Arabic coffee is as traditional as the old shisha pipe. It seems everybody drinks it in this part of the world, and it is successfully exported to all coffee-drinking nations.
Despite not being much of a coffee or tea drinker myself, I have always noticed on the supermarket shelves coffee from far away places such as Ethiopia, Sumatra, and South America. It’s good to know that Arabic coffee (known as gahwa) holds it on in the popularity stakes against regional competitors.
The serving heat of the gahwa actually acts as a coolant to the natural body heat that anybody will endure in this part of the world. With temperatures regularly exceeding 50 degrees Fahrenheit in the summer, you can understand that this is not just hot, but BOILING! So over the ages, traditional Arabic coffee serves as a necessary and almost-hourly drink for people in Arabic countries. Gahwa is said to contain a lot of antioxidants that aid digestion and provide “longevity”. I don’t know how this compares to the attributes of coffee from other parts of the world, but it sounds good to me!

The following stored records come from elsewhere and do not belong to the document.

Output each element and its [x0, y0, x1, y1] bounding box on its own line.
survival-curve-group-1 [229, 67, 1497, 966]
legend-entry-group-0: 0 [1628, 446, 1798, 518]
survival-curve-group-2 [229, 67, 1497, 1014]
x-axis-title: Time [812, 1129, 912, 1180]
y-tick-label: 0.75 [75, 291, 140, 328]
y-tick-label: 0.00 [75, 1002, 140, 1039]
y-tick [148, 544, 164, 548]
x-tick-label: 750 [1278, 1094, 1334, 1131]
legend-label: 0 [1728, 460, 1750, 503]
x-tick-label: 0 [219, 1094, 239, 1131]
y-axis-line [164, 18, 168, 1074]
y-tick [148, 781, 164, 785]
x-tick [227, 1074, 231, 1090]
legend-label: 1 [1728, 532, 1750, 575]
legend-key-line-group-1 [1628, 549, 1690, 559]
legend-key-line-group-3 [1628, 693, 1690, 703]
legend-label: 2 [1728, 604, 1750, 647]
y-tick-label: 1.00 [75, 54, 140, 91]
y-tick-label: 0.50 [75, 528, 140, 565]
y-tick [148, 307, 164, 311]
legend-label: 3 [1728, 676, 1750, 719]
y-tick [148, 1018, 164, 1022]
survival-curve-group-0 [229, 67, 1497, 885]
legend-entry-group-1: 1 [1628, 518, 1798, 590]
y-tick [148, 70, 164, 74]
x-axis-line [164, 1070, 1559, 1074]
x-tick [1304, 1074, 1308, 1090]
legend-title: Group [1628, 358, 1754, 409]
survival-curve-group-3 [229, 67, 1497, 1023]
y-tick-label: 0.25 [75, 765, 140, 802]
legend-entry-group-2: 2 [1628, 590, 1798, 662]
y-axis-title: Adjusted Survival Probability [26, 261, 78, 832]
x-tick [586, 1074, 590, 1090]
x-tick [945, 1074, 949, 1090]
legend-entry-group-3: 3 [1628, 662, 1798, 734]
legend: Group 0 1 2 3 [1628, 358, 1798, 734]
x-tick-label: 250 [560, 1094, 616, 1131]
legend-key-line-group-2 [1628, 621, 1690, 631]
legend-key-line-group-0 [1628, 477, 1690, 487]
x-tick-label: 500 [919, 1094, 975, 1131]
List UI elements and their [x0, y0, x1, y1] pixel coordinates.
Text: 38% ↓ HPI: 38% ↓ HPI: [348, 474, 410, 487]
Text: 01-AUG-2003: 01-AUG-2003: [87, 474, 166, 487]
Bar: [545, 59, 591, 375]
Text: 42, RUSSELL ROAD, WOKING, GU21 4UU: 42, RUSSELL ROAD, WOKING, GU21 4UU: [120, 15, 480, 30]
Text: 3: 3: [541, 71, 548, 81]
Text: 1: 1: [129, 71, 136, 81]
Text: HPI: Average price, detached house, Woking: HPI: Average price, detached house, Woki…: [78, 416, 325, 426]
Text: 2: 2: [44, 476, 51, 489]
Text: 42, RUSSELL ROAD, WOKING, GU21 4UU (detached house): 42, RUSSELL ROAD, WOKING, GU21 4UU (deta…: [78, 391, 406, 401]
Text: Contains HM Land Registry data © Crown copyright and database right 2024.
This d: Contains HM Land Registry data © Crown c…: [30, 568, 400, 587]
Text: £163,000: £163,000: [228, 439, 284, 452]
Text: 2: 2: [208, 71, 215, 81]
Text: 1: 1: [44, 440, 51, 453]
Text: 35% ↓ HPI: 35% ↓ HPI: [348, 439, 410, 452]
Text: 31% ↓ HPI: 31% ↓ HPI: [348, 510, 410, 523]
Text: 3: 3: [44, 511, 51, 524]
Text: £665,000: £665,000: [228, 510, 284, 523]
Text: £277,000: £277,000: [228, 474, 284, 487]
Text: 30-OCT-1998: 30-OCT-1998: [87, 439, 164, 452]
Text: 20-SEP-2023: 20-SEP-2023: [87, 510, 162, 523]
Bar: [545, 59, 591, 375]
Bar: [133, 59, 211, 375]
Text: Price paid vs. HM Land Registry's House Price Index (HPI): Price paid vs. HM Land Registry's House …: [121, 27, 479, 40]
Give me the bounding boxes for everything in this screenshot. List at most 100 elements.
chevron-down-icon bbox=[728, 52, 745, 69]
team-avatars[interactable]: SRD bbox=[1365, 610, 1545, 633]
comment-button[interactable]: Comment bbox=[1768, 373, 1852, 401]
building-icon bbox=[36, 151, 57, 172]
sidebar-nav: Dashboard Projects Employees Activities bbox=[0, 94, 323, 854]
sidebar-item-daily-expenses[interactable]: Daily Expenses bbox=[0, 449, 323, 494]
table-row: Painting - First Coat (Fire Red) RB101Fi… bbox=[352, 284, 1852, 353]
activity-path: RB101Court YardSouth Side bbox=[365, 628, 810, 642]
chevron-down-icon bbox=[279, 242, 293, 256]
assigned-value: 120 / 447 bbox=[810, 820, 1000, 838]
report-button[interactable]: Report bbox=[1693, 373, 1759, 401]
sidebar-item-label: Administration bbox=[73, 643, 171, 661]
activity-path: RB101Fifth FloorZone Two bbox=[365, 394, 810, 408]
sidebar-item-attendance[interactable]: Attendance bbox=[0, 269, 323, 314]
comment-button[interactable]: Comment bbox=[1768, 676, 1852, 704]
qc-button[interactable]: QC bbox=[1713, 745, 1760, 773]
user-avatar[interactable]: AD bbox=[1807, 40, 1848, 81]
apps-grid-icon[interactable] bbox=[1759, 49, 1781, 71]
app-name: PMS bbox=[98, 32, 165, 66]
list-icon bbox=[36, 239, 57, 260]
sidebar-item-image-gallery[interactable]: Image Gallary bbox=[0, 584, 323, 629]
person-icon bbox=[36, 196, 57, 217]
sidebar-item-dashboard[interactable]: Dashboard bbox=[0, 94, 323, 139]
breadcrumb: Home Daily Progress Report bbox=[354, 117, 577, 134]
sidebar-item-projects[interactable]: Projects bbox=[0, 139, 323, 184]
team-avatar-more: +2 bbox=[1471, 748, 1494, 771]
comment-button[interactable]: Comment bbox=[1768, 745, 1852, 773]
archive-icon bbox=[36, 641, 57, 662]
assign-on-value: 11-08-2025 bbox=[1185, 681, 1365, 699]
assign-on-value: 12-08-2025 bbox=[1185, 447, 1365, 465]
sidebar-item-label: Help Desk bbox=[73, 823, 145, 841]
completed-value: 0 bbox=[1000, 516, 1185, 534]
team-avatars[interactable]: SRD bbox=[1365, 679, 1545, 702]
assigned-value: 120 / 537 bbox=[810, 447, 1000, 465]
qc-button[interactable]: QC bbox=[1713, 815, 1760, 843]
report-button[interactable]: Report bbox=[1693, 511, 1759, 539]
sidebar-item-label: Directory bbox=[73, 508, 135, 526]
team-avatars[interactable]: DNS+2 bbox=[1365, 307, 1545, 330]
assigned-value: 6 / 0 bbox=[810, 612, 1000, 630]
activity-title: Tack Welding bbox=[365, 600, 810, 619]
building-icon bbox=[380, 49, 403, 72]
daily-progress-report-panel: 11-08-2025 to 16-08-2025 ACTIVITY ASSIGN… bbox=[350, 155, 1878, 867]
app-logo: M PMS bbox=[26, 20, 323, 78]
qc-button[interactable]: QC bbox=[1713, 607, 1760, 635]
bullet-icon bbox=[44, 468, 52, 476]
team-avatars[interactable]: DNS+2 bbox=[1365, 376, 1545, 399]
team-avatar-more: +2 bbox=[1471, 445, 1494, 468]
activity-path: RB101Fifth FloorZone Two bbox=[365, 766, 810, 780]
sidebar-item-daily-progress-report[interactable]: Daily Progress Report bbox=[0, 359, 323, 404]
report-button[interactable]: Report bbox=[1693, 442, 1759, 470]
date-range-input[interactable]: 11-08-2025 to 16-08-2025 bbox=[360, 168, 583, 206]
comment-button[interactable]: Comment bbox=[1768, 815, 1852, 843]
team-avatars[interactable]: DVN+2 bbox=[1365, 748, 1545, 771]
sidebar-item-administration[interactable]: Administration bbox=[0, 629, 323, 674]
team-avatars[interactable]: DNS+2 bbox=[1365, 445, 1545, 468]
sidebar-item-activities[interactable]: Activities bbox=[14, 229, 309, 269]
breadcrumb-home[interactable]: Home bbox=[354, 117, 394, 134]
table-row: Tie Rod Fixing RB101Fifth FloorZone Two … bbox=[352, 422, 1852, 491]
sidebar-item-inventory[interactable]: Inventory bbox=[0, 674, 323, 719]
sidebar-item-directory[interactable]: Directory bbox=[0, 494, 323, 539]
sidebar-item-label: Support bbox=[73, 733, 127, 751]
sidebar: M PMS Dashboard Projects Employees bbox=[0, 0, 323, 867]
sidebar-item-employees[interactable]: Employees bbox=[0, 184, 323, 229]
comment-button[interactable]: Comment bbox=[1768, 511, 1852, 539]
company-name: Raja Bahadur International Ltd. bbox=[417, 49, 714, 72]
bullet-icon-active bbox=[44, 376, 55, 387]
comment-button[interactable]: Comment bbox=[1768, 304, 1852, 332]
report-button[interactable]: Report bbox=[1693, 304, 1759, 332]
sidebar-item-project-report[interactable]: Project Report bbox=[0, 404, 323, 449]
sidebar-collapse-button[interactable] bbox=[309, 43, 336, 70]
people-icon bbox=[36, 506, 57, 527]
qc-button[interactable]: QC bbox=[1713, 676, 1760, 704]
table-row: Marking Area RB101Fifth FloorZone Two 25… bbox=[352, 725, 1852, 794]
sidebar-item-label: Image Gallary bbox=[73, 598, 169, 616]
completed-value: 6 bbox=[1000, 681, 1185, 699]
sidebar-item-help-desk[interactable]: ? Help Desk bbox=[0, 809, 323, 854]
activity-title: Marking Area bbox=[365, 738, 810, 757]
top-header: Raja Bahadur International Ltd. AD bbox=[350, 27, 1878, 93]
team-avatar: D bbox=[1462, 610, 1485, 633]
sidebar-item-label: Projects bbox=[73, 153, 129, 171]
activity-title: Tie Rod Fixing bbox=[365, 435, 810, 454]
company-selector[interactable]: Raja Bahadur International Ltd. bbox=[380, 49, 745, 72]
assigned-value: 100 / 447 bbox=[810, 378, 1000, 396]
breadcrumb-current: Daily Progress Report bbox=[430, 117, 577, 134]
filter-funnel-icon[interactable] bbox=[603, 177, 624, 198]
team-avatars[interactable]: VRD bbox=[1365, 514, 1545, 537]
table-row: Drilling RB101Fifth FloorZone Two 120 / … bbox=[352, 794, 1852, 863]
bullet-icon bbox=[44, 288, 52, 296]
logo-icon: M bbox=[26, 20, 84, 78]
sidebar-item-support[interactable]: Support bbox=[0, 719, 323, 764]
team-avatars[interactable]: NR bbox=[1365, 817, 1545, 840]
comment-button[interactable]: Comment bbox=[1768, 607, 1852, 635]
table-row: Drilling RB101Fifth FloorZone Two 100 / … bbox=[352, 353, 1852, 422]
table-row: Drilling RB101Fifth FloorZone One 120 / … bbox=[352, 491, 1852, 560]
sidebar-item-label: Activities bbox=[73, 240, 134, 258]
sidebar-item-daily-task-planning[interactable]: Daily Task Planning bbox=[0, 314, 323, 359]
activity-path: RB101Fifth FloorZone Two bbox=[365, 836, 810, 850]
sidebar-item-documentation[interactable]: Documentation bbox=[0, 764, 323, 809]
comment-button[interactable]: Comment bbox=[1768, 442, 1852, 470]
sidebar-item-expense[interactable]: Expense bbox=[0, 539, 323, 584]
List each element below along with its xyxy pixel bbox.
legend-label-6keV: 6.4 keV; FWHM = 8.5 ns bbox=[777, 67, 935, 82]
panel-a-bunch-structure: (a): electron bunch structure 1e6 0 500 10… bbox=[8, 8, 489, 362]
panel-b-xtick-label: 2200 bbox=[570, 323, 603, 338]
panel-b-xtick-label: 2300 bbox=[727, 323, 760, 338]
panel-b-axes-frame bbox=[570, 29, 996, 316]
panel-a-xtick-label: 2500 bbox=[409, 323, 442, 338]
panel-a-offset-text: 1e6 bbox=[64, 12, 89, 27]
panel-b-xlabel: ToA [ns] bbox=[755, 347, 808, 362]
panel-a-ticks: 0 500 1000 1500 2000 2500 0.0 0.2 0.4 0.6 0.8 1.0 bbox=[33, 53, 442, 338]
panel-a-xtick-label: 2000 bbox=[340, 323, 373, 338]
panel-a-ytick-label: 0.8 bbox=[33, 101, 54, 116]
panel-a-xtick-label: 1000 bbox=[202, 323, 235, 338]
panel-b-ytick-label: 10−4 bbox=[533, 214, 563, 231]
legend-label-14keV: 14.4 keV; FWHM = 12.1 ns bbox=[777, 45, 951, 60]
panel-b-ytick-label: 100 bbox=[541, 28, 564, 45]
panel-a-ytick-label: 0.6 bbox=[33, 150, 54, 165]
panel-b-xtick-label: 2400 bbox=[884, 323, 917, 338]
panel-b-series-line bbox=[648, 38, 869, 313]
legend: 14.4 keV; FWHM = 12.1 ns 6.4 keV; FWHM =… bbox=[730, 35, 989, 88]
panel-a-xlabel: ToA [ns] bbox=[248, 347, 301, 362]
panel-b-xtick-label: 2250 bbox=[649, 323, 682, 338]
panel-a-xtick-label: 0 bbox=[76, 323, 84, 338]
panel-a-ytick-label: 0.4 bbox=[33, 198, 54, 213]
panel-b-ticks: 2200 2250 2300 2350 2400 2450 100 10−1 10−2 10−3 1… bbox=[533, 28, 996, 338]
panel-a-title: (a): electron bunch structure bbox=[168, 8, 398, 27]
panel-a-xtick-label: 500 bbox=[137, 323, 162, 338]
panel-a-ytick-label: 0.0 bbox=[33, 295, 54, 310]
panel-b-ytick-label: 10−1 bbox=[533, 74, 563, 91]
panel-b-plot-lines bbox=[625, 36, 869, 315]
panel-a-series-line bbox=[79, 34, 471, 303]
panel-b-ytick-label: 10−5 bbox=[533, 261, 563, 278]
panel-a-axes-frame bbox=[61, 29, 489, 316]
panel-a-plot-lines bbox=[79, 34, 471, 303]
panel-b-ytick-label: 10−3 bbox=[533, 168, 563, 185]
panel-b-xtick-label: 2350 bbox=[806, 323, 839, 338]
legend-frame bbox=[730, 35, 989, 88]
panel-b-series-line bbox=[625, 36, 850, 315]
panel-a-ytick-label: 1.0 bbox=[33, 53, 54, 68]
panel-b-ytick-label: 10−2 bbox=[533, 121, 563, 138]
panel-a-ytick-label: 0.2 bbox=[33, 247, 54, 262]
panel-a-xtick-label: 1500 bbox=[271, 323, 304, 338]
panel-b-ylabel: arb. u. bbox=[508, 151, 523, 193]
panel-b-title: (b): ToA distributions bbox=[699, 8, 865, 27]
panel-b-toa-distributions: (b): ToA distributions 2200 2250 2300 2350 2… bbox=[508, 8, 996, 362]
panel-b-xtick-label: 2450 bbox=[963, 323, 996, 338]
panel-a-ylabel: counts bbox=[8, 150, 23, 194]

I have long since noticed that Arabs do not react in the same way to heat as other people who are less accustomed to it. For example, they wear long gowns and headscarves which are part of Islamic Law, so they couldn’t walk around without them even if they wanted to (especially not women). So in this regard, the consumption of gahwa is not surprising.
I couldn’t miss the chance to experience some gahwa when travelling around the Arab World. I can remember sipping on some gahwa at Souq Waqif and also some less authentic gahwa at the Dubai Mall. I also tried some Turkish Tea during my travels in Istanbul, and how do they compare? Well, actually, I may prefer the taste of the tea slightly more than gahwa, as the latter is more of an acquired taste, but everybody will have a different opinion!
Whatever your tipple, it’s always good to know that different regions have their own customs and ingredients!